The rating agencies have been castigated for failing to sufficiently highlight risks in complex financial instruments secured by pools of mortgages, including subprime mortgages for U.S. home-loan borrowers with tainted credit.

The examination will seek to determine whether the (credit raters') role in the process of bringing residential mortgage-backed securities to market impaired their ability to be impartial, Christopher Cox, chairman of the U.S. Securities and Exchange Commission, told a Senate panel.

Problems in subprime mortgages triggered a global credit crunch when they inflicted losses in Europe and Australia last month, forcing central banks to flood markets with liquidity and the Federal Reserve to slash interest rates.

A top U.S. Treasury official said credit market conditions were recovering their poise.

I think really that we're seeing this start to turn around now, Treasury Under Secretary for Domestic Finance Robert Steel told CNBC television.

U.S. interest-rate and credit-default swap spreads tightened as equity markets took heart on Wednesday from a speedy resolution to the United Auto Workers' strike against General Motors Corp., which investors feared could have harmed U.S. growth if it had dragged on for a while.

The Dow Jones Industrial Average was up about 70 points at 13,848 in afternoon trading in New York, while U.S. Treasury bond prices were up slightly.

Steel conceded the credit crunch would deliver a temporary hit to U.S. growth, although he remained optimistic.

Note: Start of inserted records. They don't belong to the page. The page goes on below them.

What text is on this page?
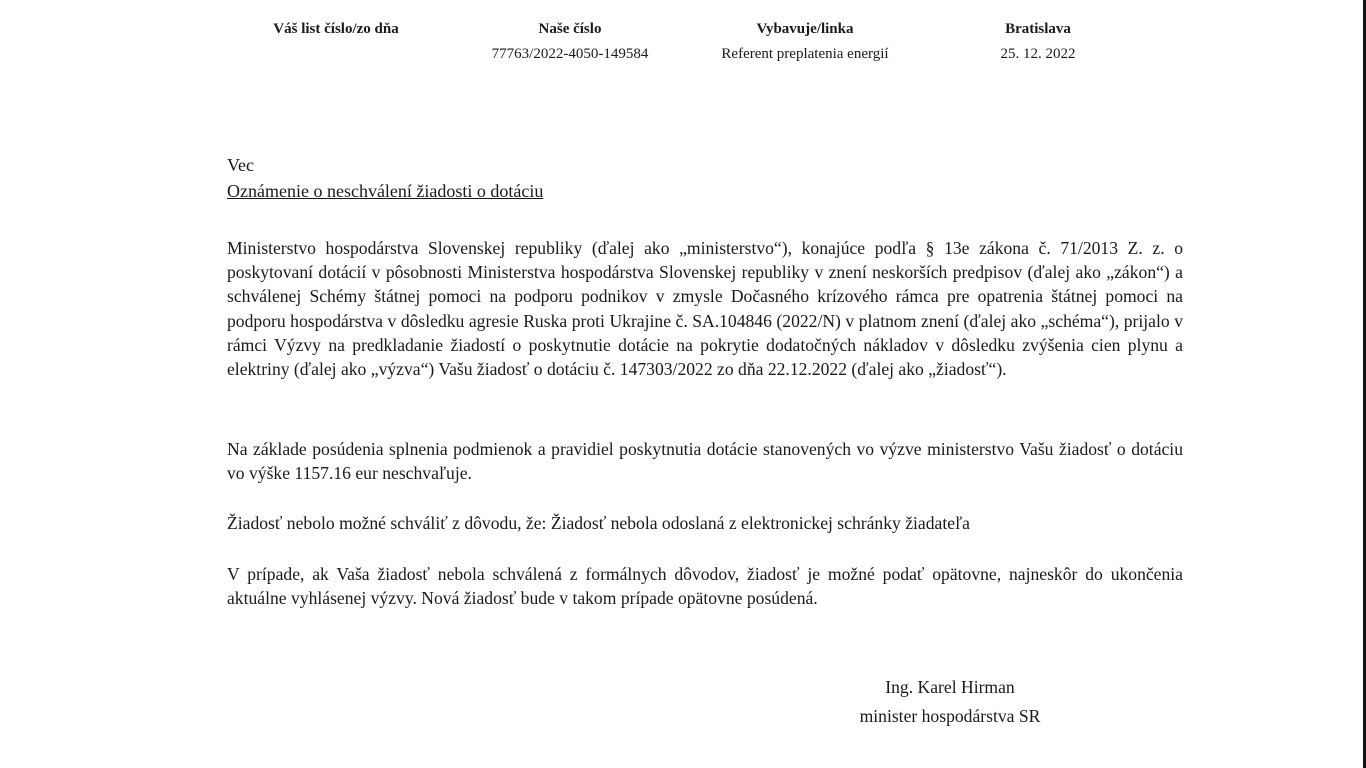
Váš list číslo/zo dňa	Naše číslo
77763/2022-4050-149584
Vybavuje/linka
Referent preplatenia energií
Bratislava
25. 12. 2022
Vec
Oznámenie o neschválení žiadosti o dotáciu
Ministerstvo hospodárstva Slovenskej republiky (ďalej ako „ministerstvo“), konajúce podľa § 13e zákona č. 71/2013 Z. z. o poskytovaní dotácií v pôsobnosti Ministerstva hospodárstva Slovenskej republiky v znení neskorších predpisov (ďalej ako „zákon“) a schválenej Schémy štátnej pomoci na podporu podnikov v zmysle Dočasného krízového rámca pre opatrenia štátnej pomoci na podporu hospodárstva v dôsledku agresie Ruska proti Ukrajine č. SA.104846 (2022/N) v platnom znení (ďalej ako „schéma“), prijalo v rámci Výzvy na predkladanie žiadostí o poskytnutie dotácie na pokrytie dodatočných nákladov v dôsledku zvýšenia cien plynu a elektriny (ďalej ako „výzva“) Vašu žiadosť o dotáciu č. 147303/2022 zo dňa 22.12.2022 (ďalej ako „žiadosť“).
Na základe posúdenia splnenia podmienok a pravidiel poskytnutia dotácie stanovených vo výzve ministerstvo Vašu žiadosť o dotáciu vo výške 1157.16 eur neschvaľuje.
Žiadosť nebolo možné schváliť z dôvodu, že: Žiadosť nebola odoslaná z elektronickej schránky žiadateľa
V prípade, ak Vaša žiadosť nebola schválená z formálnych dôvodov, žiadosť je možné podať opätovne, najneskôr do ukončenia aktuálne vyhlásenej výzvy. Nová žiadosť bude v takom prípade opätovne posúdená.
Ing. Karel Hirman
minister hospodárstva SR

There is no question there will be a penalty to be paid for this. There is also no question that it will take a bit of time to work out, he said.

But ... we're in a period of very strong growth all over the world. The U.S. economy is strong and we're optimistic the penalty will be modest and we'll resume a period of growth in the second half of the year, he added.

EUROPEAN CONFIDENCE

German Finance Minister Peer Steinbrueck said that Europe could withstand the fallout of slower U.S. growth.

Despite the turbulence in financial markets, Europe's economic prospects are robust, Steinbrueck told business leaders in Hamburg. There has ... been a certain uncoupling from the American economy, he said.

That said, European money market rates had continued to tick higher with the overnight London interbank rate (LIBOR) for euro deposits moving up to fix at a fresh 3-week high of 4.3525 percent, compared with 4.24750 percent on Tuesday.

The high rate levels show banks are still reluctant to lend to each other despite the European Central Bank's best efforts to pump cash into the interbank market since August 9.

It allotted 50 billion euros of three-month refinancing on Wednesday at an average rate of 4.63 percent -- the highest since March 2001.

London markets were calmer, recovering from the first run on a major British bank for more than 140 years after mortgage lender Northern Rock had to seek emergency funds from the Bank of England on September 14 because of the credit crunch.

There were no bids at the Bank of England's 3-month cash auction where the central bank would have supplied funds at a penalizing rate of 6.75 percent. But dealers say that may be partly because banks fear they risk emulating Northern Rock if they are seen bidding for such funds.